Education, Features, Health and Safety, Law and Politics, Municipal Government, National

Parkland Students Demand Changes in Gun Laws

March 25, 2018

By Neal Tepel

Washington DC – The Marjory Stoneman Douglas students of Parkland Florida had a strong message Saturday March 24th for legislators across the country. Change the gun law or be voted out. The shooting on February 14th at Marjory Stoneman Douglas High School left 17 people dead.  So began a movement that has led to a national debate on gun control.

Demonstrations against gun violence were planned across the globe this past Saturday with Washington DC the main center of attraction. About 180,000 people attended Saturday’s rally in DC planned by the students of Marjory Stoneman Douglas. “Welcome to the revolution,” said Cameron Kasky, the first student speaker at this huge ‘March for Our Lives’ event in DC, on Saturday. “My generation has spent our entire lives seeing mass shooting after mass shooting, and that needs to end now.” In New York, 150,000 people were demonstrating in support of the DC March.

The law, which President Trump signed on Saturday as part of the omnibus spending bill, provides funding to train students, teachers and law enforcement on how to spot and report signs of gun violence.

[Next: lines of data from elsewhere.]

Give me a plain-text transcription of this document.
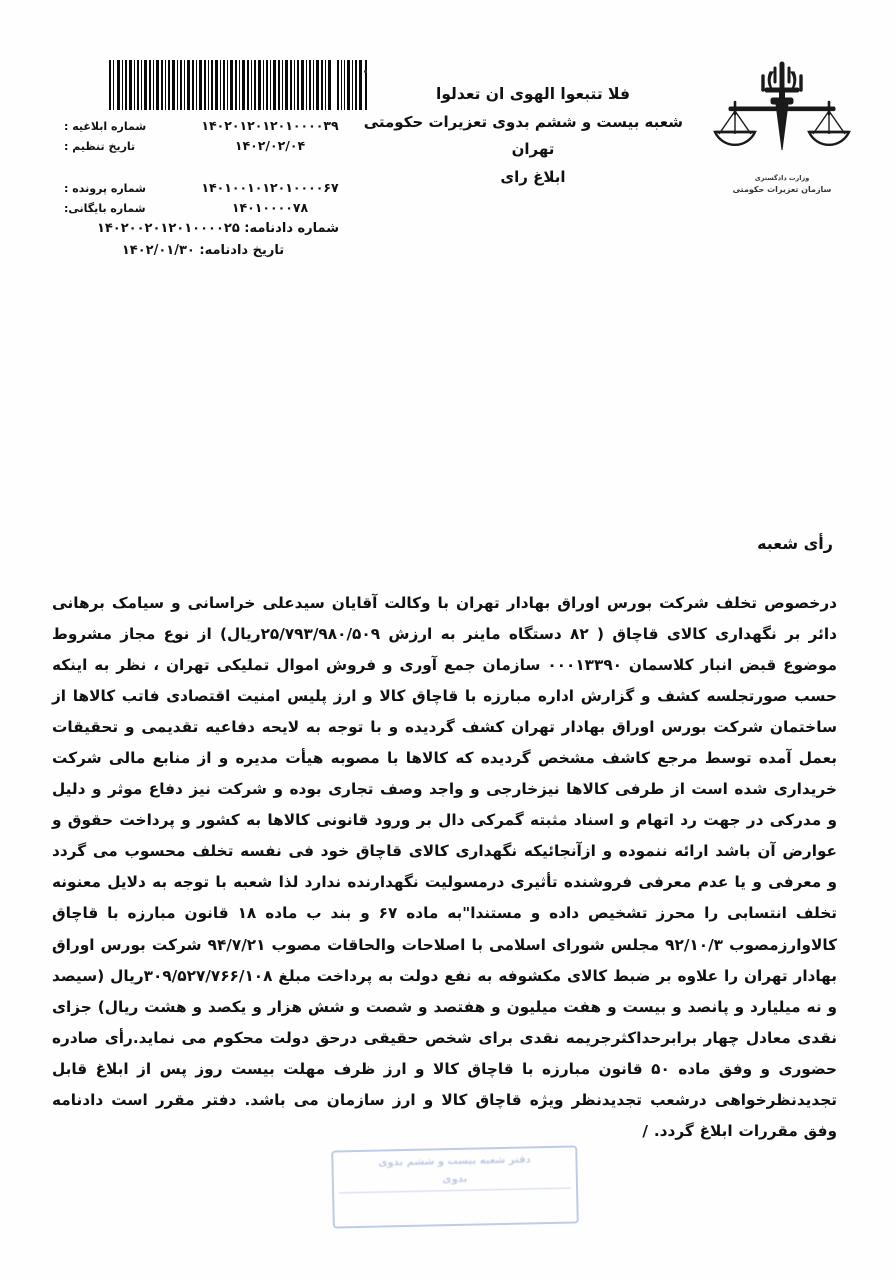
شماره ابلاغیه :	۱۴۰۲۰۱۲۰۱۲۰۱۰۰۰۰۳۹
تاریخ تنظیم :	۱۴۰۲/۰۲/۰۴
شماره پرونده :	۱۴۰۱۰۰۱۰۱۲۰۱۰۰۰۰۶۷
شماره بایگانی:	۱۴۰۱۰۰۰۰۷۸
شماره دادنامه: ۱۴۰۲۰۰۲۰۱۲۰۱۰۰۰۰۲۵
تاریخ دادنامه: ۱۴۰۲/۰۱/۳۰
فلا تتبعوا الهوی ان تعدلوا
شعبه بیست و ششم بدوی تعزیرات حکومتی
تهران
ابلاغ رای	وزارت دادگستری
سازمان تعزیرات حکومتی
رأی شعبه
درخصوص تخلف شرکت بورس اوراق بهادار تهران با وکالت آقایان سیدعلی خراسانی و سیامک برهانی دائر بر نگهداری کالای قاچاق ( ۸۲ دستگاه ماینر به ارزش ۲۵/۷۹۳/۹۸۰/۵۰۹ریال) از نوع مجاز مشروط موضوع قبض انبار کلاسمان ۰۰۰۱۳۳۹۰ سازمان جمع آوری و فروش اموال تملیکی تهران ، نظر به اینکه حسب صورتجلسه کشف و گزارش اداره مبارزه با قاچاق کالا و ارز پلیس امنیت اقتصادی فاتب کالاها از ساختمان شرکت بورس اوراق بهادار تهران کشف گردیده و با توجه به لایحه دفاعیه تقدیمی و تحقیقات بعمل آمده توسط مرجع کاشف مشخص گردیده که کالاها با مصوبه هیأت مدیره و از منابع مالی شرکت خریداری شده است از طرفی کالاها نیزخارجی و واجد وصف تجاری بوده و شرکت نیز دفاع موثر و دلیل و مدرکی در جهت رد اتهام و اسناد مثبته گمرکی دال بر ورود قانونی کالاها به کشور و پرداخت حقوق و عوارض آن باشد ارائه ننموده و ازآنجائیکه نگهداری کالای قاچاق خود فی نفسه تخلف محسوب می گردد و معرفی و یا عدم معرفی فروشنده تأثیری درمسولیت نگهدارنده ندارد لذا شعبه با توجه به دلایل معنونه تخلف انتسابی را محرز تشخیص داده و مستندا"به ماده ۶۷ و بند ب ماده ۱۸ قانون مبارزه با قاچاق کالاوارزمصوب ۹۲/۱۰/۳ مجلس شورای اسلامی با اصلاحات والحاقات مصوب ۹۴/۷/۲۱ شرکت بورس اوراق بهادار تهران را علاوه بر ضبط کالای مکشوفه به نفع دولت به پرداخت مبلغ ۳۰۹/۵۲۷/۷۶۶/۱۰۸ریال (سیصد و نه میلیارد و پانصد و بیست و هفت میلیون و هفتصد و شصت و شش هزار و یکصد و هشت ریال) جزای نقدی معادل چهار برابرحداکثرجریمه نقدی برای شخص حقیقی درحق دولت محکوم می نماید.رأی صادره حضوری و وفق ماده ۵۰ قانون مبارزه با قاچاق کالا و ارز ظرف مهلت بیست روز پس از ابلاغ قابل تجدیدنظرخواهی درشعب تجدیدنظر ویژه قاچاق کالا و ارز سازمان می باشد. دفتر مقرر است دادنامه وفق مقررات ابلاغ گردد. /
دفتر شعبه بیست و ششم بدوی
بدوی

It also provides money to improve school security, strengthens the system of background checks on gun buyers, and provides some funding for the Centers for Disease Control and Prevention to conduct research on gun violence. But the law did nothing to regulate gun sales, or to restrict the sale of assault-style weapons like the AR-15. This is far from what the students listed in their demands on gun control.

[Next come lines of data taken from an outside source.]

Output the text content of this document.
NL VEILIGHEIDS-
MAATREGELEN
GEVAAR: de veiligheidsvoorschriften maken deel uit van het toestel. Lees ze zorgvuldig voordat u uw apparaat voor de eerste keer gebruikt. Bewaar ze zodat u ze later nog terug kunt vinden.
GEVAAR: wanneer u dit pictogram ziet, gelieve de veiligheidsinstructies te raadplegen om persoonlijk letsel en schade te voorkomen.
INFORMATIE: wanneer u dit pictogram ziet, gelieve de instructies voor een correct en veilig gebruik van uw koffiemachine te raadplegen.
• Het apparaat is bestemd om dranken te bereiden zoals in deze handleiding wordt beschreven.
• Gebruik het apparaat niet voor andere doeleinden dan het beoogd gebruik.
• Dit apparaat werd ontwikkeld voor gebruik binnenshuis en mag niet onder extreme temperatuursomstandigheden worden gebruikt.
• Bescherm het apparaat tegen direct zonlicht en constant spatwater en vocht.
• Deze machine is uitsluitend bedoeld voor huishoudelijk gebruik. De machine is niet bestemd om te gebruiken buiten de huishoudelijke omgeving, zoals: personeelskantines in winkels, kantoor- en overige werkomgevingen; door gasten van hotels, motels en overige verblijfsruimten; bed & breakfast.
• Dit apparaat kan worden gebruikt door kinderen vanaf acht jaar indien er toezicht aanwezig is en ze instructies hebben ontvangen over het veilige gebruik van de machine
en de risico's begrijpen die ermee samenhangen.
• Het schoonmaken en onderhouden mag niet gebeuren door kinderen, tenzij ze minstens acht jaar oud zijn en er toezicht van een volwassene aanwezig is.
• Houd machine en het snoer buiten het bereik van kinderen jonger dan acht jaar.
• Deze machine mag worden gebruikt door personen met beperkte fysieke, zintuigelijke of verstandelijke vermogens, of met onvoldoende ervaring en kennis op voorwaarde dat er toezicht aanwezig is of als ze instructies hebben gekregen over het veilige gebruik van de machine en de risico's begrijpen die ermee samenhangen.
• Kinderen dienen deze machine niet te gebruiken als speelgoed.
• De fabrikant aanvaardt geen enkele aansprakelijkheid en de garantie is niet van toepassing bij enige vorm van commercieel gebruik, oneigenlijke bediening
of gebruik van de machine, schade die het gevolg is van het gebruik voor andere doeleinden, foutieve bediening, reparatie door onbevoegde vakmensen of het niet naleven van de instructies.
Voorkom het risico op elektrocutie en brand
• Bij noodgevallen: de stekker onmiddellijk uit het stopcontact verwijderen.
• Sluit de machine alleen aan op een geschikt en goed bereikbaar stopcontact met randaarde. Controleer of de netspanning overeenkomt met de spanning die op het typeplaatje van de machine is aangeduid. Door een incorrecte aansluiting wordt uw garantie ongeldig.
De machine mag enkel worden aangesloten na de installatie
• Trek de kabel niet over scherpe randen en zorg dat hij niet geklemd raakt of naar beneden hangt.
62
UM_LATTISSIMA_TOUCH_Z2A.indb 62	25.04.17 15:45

The Marjory Stoneman Douglas High School students have begun a massive organizing drive across the country to change gun laws in the United States. Their cause is gaining more support each day with legislators beginning to stand up to the NRA.

The changes Parkland Students are proposing include the following:

  1. Ban semi-automatic weapons that fire high-velocity rounds

These weapons were designed for war not target practice.

  1. Ban accessories that simulate automatic weapons

High-capacity magazines played a huge role in the shooting at Marjory Stoneman Douglas High School in Parkland Florida. In only 10 minutes, 17 people were killed, and 17 others were injured. In the 2017 shooting in Las Vegas, 58 people were killed and 851 others were injured.

  1. Establish a database of gun sales and universal background checks

A database is needed to keep track which guns are sold in the United States. Together with universal background checks, this system would help law enforcement stop a potentially dangerous person before they commit a gun crime.

  1. Change privacy laws to allow mental healthcare providers to communicate with law enforcement

This channel of communication needs improvement and in some cases laws need to be changed. Those unstable should be prevented from purchasing a fire arm.

  1. Close gun show and secondhand sales loopholes

Loopholes allow people who otherwise wouldn’t be able to buy firearms to purchase them at gun shows and secondhand sales.

  1. Raise the firearm purchase age to 21

With the exception of those who are serving the United States in the military, the age to obtain any firearm should be raised to 21.

Increase funding for mental health services.

Federal and state government should earmark more funds specifically for mental health services.

Increase funding for school security.

Every school, regardless of size,  needs an armed police officer assigned to the facility.